2007 GSA Denver Annual Meeting (28–31 October 2007)

Paper No. 14
Presentation Time: 4:45 PM

DIVERSIFICATION OF CRYPTIC GENETIC TYPES IN PLANKTONIC FORAMINIFERA: RELATIONSHIP TO GLOBAL CLIMATE CHANGES OF THE PAST 15 MA


LIPPS, Jere H., Museum of Paleontology and Department of Integrative Biology, University of California, Berkeley, Berkeley, CA 94720 and UJIIE, Yurika, Department of Zoology and Animal Biology, University of Geneva, Quai Ernest-Ansermet 30, Genève, 1211, Switzerland, jlipps@berkeley.edu

Genetic cryptic species are now well known in most groups of living organisms from vertebrates to protists of various kinds. Many of them occur in both benthic and planktic marine organisms. Multiple cases of cryptic species are known among planktonic foraminifera, a group with a superb fossil record of morphospecies. However, the geographic distribution of these cryptic species, their divergence times and their evolutionary significance remain poorly understood. We obtained genetic types from northwestern Pacific and combined them with previously obtained sequences to produce divergence times, biogeography of the cryptic forms, and possible relationships to paleoceanographic conditions that enabled their diversification in the Globigerinidae.

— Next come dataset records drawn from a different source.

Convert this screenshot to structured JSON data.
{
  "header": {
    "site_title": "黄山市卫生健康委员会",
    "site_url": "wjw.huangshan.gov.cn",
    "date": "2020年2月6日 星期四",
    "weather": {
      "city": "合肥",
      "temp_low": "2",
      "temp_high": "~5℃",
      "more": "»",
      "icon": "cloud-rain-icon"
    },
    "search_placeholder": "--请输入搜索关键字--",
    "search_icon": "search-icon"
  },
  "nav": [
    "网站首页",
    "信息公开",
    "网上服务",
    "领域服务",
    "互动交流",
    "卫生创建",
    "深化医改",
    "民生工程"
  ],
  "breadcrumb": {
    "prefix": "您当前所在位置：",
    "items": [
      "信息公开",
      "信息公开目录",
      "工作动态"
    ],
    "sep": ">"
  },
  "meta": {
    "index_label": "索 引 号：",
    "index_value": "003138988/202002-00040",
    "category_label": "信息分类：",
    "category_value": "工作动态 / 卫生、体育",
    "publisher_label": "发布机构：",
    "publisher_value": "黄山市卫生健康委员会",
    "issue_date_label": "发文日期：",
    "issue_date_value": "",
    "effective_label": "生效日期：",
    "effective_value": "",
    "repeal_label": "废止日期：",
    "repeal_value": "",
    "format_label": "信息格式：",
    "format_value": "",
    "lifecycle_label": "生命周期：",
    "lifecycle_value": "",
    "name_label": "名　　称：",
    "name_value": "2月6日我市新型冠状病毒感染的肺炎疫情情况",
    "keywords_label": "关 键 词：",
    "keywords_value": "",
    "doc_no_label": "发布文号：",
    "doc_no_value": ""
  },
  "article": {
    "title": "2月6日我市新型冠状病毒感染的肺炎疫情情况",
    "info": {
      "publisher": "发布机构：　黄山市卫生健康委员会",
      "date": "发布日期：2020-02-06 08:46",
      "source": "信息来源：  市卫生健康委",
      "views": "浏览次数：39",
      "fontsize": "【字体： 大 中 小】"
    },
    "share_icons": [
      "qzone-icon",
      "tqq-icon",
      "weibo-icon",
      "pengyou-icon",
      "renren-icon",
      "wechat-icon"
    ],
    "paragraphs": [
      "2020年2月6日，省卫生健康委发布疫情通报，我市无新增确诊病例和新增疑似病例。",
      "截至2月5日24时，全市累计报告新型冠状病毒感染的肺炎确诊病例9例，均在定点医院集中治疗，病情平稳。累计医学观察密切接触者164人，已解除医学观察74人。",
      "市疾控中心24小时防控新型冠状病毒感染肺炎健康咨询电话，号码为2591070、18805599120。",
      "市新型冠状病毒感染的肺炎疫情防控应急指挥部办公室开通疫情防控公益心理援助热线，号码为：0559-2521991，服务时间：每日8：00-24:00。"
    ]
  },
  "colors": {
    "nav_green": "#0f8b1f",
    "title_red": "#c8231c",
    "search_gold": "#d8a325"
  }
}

Thirty-four new SSU rDNA sequences from the NW Pacific representing 13 planktonic foraminiferal morphospecies together with another 56 previously-known sequences were subjected to Bayesian phylogenetic analysis which identified 27 genetic types, including four new ones. Fifteen of these have trans-oceanic distributions; the others are restricted to either the Pacific or Atlantic Oceans. Using the partitioned Bayesian approach, the divergence times among 14 genetic types of the family Globigerinidae were estimated. These estimates showed that the genetic types diverged during three periods at ca. 15 to 11, 6 to 3.5, and 1.5 to 1.0 Ma. These periods correspond with major global changes that resulted in new or intensified oceanographic structures as the oceans cooled in the later Tertiary. These structural discontinuities likely produced ecological opportunities that enabled the divergence of genetic types as the planktonic foraminifera took biological advantage of them. The genetic types are geologically long-enduring clades, seemingly maintained in similar water types over time. They diverge at about the same time as their respective morphospecies appear in the fossil record, suggesting that several cryptic species constituting a morphospecies commonly evolve at the same time. Environmental discontinuities within the ocean interact with biological properties to increase cryptic biodiversity as well as morphospecies diversity.